Ortadoğu'da dengeler yeniden kurulurken herkes durduğu yeri sağlamlaştırmaya ya da sağlam gördükleri cepheye geçmeye çalışıyor.
Zira artık Ortadoğu'daki güç merkezleri ve karar odakları değişiyor. Yeni bir dizayn için herkes konum alıyor.
7 Ekim'den sonra hiçbir şeyin aynı kalmadığını ya da kalmayacağını ve bölgesel ile küresel güçlerin hesaplaşma alanı olan Filistin, Lübnan, Suriye, Yemen ve Irak'ta çok şeyin değişeceğini söylemek artık kehanet değil.
Suriye'de bu oldu bitti bile.
Filistin'de önemli oranda bitti.
Lübnan'da ve Yemen'de gerçekleşiyor.
Ve nihayet sırada Irak var.
Irak'ın bu krizden etkilenmemesi ve yaşanan değişimlerden nasibini almaması mümkün değil.
Zira Irak, "Direniş Ekseni" diye tabir edilen İran vekil güçlerinin ilk durağı ve şu an itibarıyla en muhkem kalesi konumunda.
İran'ın Irak'taki bir numaralı adamı olarak kabul edilen Maliki, bir televizyon kanalına yaptığı açıklamada, "İran'ın Suriye'de Esad yönetiminin devrilmesine izin vermesinin kendisini şoke ettiğini" söylüyor.
Irak'taki Şii liderlerin genel kanaati, Esad'ın çökmesi Irak için de tehlikeye işaret.
Çünkü bu durum İran'ın bölgede eskisi kadar güçlü olmadığını ve sahadaki vekil güçlerin de eski motivasyon ve maneviyattan uzak olduğunu gösteriyor.
İran, devrimden bu yana 45 yıldır Esad yönetimini destekliyor ve bunu hem dini-mezhebi hem de jeostratejik-siyasi nedenlere dayandırıyordu.

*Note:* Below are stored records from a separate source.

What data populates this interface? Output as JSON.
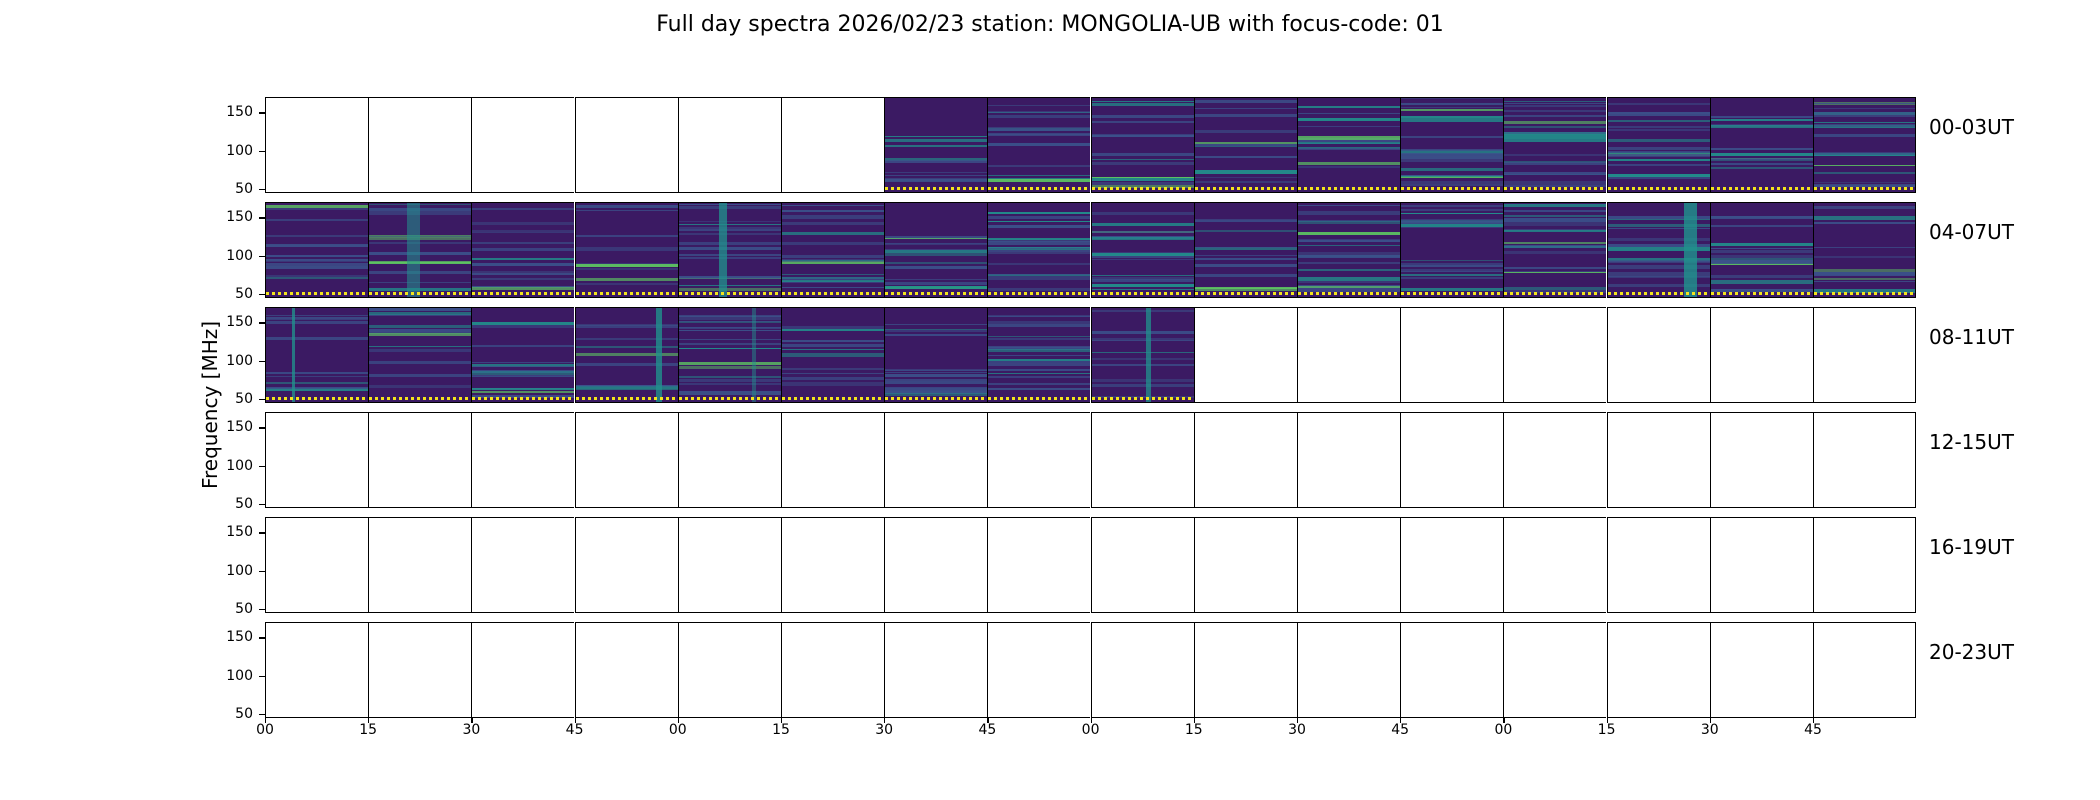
{
  "chart_data": {
    "type": "heatmap",
    "title": "Full day spectra 2026/02/23 station: MONGOLIA-UB with focus-code: 01",
    "ylabel": "Frequency [MHz]",
    "xlabel": "",
    "yticks": [
      "150",
      "100",
      "50"
    ],
    "xticks": [
      "00",
      "15",
      "30",
      "45",
      "00",
      "15",
      "30",
      "45",
      "00",
      "15",
      "30",
      "45",
      "00",
      "15",
      "30",
      "45"
    ],
    "rows": [
      {
        "label": "00-03UT",
        "data_from_panel": 6,
        "data_to_panel": 15
      },
      {
        "label": "04-07UT",
        "data_from_panel": 0,
        "data_to_panel": 15
      },
      {
        "label": "08-11UT",
        "data_from_panel": 0,
        "data_to_panel": 8
      },
      {
        "label": "12-15UT",
        "data_from_panel": null,
        "data_to_panel": null
      },
      {
        "label": "16-19UT",
        "data_from_panel": null,
        "data_to_panel": null
      },
      {
        "label": "20-23UT",
        "data_from_panel": null,
        "data_to_panel": null
      }
    ],
    "panels_per_row": 16,
    "panel_minutes": 15,
    "colormap": [
      "#440154",
      "#3b528b",
      "#21918c",
      "#5ec962",
      "#fde725"
    ]
  }
}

Suriye olmazsaydı İran Lübnan ve Filistin'de de güçlenemezdi ve Hizbullah gibi bir örgütü bunca yıl ayakta tutamazdı.
Filistin'de İslami Cihad'ı kuramaz ve Hamas'ı da zamanla etkisi altına alamazdı. Suriye'de Esed rejimi, İran için Şii Hilali'ni gerçekleştirmede çok etkin bir faktördü.
Irak'ta ise Lübnan ve Suriye'den aldığı güçle hegemonya alanını genişletti ve gelinen aşamada Bağdat yönetiminin üzerinde çok belirleyici bir nüfuza sahip.
Bu nüfuz, Suriye ve Lübnan'dan bağımsız değerlendirilemez. Suriye ve Lübnan'daki değişikliklerin de buradaki nüfuza etki etmemesi düşünülemez.
Suriye ve Lübnan'daki gelişmeler İran ve vekil güçleri için Irak'ta da tehlike çanlarının çaldığı anlamına geliyor.
Bunun somut göstergesi de mevcut Irak hükümetinin duruşu ve Şii liderlerin açıklamalarıdır.
Irak hükümeti, Suriye'de 27 Kasım'da başlayan Halep operasyonu ve 8 Aralık'ta Şam'ın düşmesiyle neticelenen süreçte Suriye'nin içişlerine karışmama noktasında kararlı bir politika izledi ve kendi sınırlarını korumaya almaya çalıştı.
Bu politikada bariz bir ABD yönlendirmesi ve etkisi vardı. Sudani, İran'ın tüm baskıları ve ısrarlarına rağmen Suriye olaylarına karışmadı ve Irak'ı kavganın dışında tutmayı başarabildi.
Sudani'nin Esad'ın çöküşü sürecinde izlediği politika Irak'ın kalıcı ve stratejik bir siyaseti haline gelirse bu badireyi büyük yara almadan atlatabilir.
Fakat Sudani'nin gücünün sınırlı olduğunu dikkate alırsak Irak'ın ilanihaye bu tavrını sürdüremeyeceğini söyleyebiliriz.
Irak şu an yaşanan bölgesel güç dengelerinin dışında duramayacak kadar İran'a bağımlı hale geldi.
İran, Irak'ın askeri, siyasi, ekonomik, yargı ve sosyal kurumlarında etkin ve belirleyici bir konumda.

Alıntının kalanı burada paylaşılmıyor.